Every single human being is unique in their own way, they act and think distinctively, and perceive and comprehend things differently thereby differing in their gestures and conduct and in the choices they make.

If a woman wishes to be an adventurer, she would have to surrender the concept of a "well-settled married life with her husband and kids". As long as it is her personal choice whether to tie the knot with somebody as per societal norms and give up her passion, or follow her goals and act according to her scheduled priorities, nothing else should matter. Women deserve to possess the freedom to choose whatever they desire to do and who they wish to be. Regrettably, very often most women are compelled to endorse the norms and traditions which they do not want to accept. Innumerable women are forced into a commitment of marriage at times when all they wish is to live a life which revolve around their areas of interest. Some are proffered all the freedom to do what they desire until the time arrives for them to marry.
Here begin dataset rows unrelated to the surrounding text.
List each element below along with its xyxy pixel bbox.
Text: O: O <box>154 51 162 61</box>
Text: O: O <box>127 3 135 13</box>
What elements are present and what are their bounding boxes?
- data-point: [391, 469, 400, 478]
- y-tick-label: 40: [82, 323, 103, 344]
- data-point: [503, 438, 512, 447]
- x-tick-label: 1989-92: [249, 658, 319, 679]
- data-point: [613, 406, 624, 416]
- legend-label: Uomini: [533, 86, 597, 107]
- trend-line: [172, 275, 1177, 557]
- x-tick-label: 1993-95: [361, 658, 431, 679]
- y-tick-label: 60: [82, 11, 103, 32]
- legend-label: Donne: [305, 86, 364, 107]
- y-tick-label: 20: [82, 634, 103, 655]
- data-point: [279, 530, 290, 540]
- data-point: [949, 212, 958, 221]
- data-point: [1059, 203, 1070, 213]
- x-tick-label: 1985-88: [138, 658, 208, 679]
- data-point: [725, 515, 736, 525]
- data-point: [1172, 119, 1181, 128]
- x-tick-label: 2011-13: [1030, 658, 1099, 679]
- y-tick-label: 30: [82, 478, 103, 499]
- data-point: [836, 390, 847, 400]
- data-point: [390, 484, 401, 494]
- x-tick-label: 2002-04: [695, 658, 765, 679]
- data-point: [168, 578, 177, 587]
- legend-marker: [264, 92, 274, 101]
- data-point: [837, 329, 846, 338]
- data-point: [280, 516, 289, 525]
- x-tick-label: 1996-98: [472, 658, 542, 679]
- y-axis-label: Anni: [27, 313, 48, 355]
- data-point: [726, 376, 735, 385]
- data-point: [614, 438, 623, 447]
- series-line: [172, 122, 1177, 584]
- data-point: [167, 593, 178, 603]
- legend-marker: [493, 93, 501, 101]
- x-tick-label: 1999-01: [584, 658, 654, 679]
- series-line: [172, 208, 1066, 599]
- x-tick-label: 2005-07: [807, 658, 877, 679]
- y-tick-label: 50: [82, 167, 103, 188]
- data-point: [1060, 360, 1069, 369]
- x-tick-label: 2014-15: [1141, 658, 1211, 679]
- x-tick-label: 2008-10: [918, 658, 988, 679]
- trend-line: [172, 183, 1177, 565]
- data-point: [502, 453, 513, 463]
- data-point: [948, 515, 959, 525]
So now the question comes to light, as to what a woman is supposed to do when she endures such a predicament, where she is "forced" to act in a way against her aspirations, or where her freedom of handpicked choices is taken away from her?

Every single woman in India and around the globe should stand up for herself and her aspirations as well as her opinions. Even though society's perception cannot be changed yet women can transform how they are recognised, scrutinised, and treated in society. Such changes can only turn into reality if one person broadens his or her frame of mind.

It has rightly been said by Canadian poet and author Rupi Kaur, "What is the greatest lesson a woman should learn? Since day one, she already had everything she needs within herself. It's the world that convinced her that she did not."

In view of the fact that every person must not be coerced to wear something, women's choice to wear should also be respected with dignity.

Women carry the weight of patriarchy in multifarious ways. Women are conditioned to represent themselves, dress, and act to please societal norms. Ultimately, the actual freedom of choice transpires when every woman can handpick attires in whatever way she likes, in the absence of the scrutiny and standards of the public. The day women can select their kind of wardrobe as per their wishes without feeling distressed about discrimination, approval or judgment is the day women would have acquired the freedom of choice entirely for each woman around the world.

Women who have empowered themselves can become the root of others' hope and ambition for transformation and inspiration for people to bloom and accomplish the objectives of equality. In several of India's educated and prosperous families, girls are raised to not possess intelligence, to not guffaw, to not unveil their talents, and are rather taught to only be quiet and pleasing. Girls are encouraged to not become an individual, but be 'girls' filled with feminine traits. Even the Indian Government is now welcoming women comrades in warfare operations in the Indian Army yet a corner of society is still lagging behind.

If a woman decides to abandon her career for her family's sake, it should be respected as her choice. Whether a woman should tie the wedding knot or she would make herself a goal-oriented ambitious woman or even a homemaker, the judgment on all such preferences in her life must be assembled by the woman herself.

Mary Kom, the way she punches gracefully in the boxing ring, and the way Geeta Phogat exhibits those elegant wrestling gestures, not only vocalise for themselves but also speak up for the 'choices' women make for themselves and for an open-minded society. Eventually, it has nothing to do with what community, region, or category one hails from.

Society should uplift every woman by admiring their 'choices'. Women who have signed divorce documents and prefer to raise their child in the greatest possible means as single parents should be appreciated. The woman accepting her salary which does not proffer any justice to her dedication, hard work, and talent should be lauded. The women who quietly and devotedly become a pillar of the men's community should also be rejoiced and honoured.